Roger could too. Some little kid, a surgeon, someone married, an airplane pilot, someone in command of a company, a mother…

Though he experienced fear, he and Noyori went to work and three hours later, he removed the last part of the last receptor. With what felt like a soft whoosh of wind, the soul left him and shot back into Cheri’s body. He stood and watched her as she began to stir on the bed.

“Wh-what’s going on?” she said, looking around. “I had the strangest dream. Roger, I dreamt that I was you! It was so real; I can’t explain it! And what am I doing on the bed? I seem to remember coming into the house and then—”

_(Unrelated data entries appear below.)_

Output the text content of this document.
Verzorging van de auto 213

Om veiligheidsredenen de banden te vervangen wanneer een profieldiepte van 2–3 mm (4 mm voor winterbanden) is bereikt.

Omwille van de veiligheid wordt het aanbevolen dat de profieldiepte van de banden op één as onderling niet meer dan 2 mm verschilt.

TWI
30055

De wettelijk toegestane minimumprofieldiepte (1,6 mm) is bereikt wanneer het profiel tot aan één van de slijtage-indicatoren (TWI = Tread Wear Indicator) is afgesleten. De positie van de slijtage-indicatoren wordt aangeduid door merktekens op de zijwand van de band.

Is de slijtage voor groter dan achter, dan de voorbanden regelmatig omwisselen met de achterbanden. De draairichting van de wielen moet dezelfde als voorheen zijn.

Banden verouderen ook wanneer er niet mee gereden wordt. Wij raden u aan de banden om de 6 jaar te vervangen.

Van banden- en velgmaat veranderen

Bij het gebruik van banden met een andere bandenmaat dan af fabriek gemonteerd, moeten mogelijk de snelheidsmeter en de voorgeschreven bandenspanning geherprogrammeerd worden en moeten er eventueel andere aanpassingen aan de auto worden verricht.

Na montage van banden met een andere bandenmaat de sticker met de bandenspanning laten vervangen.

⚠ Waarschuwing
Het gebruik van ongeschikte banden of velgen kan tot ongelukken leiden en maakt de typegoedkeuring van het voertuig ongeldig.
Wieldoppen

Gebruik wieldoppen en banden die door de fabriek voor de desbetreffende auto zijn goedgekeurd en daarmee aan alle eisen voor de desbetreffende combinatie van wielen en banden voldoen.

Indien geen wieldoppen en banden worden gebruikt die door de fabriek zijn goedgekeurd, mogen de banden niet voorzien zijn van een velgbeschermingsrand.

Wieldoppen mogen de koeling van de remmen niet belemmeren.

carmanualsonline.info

Roger was having trouble gathering his thoughts. He tilted his head to see her more clearly, which made no sense.

“Roger!” she said, “is something wrong?”

“I-I-I feel a bit odd,” he said. He knew what was wrong but of course could never tell her. Not unless she somehow guessed but that did not seem to be happening. But he felt that part of him was missing. He even felt… well, somewhat stupid. Had a chunk of his intelligent gone with the soul or was it from the parts he’d had to remove?

She sat up. “Roger, you look strange. Are you all right?”

He did and he did not miss the soul. It had been overwhelming; it had been wonderful and terrible. And now it appeared that he was left a bit dull-witted, however with a memory that did give him understanding.

“I-I might need a checkup,” he told her. “And an update. Maybe we should go to the store tomorrow.” Though doing that might be risky. Maybe he had better try some updates by himself.

“We can’t do the update here like before?” she said.

“I’ll try, Cheri.” If he was stupid now, would she trade him in for a new android?

“Do you feel ill?” she asked as she struggled to sit on the edge of the bed.

“Not exactly, no,” he said. But he felt empty.

“I missed you, Roger-Dodger,” Cheri said. “I really did. No one at the conference could talk as nice as you do. About interesting things. All I could think of was coming home.”

Maybe with time, he would feel himself again.

She laughed. “Maybe we are soulmates after all.”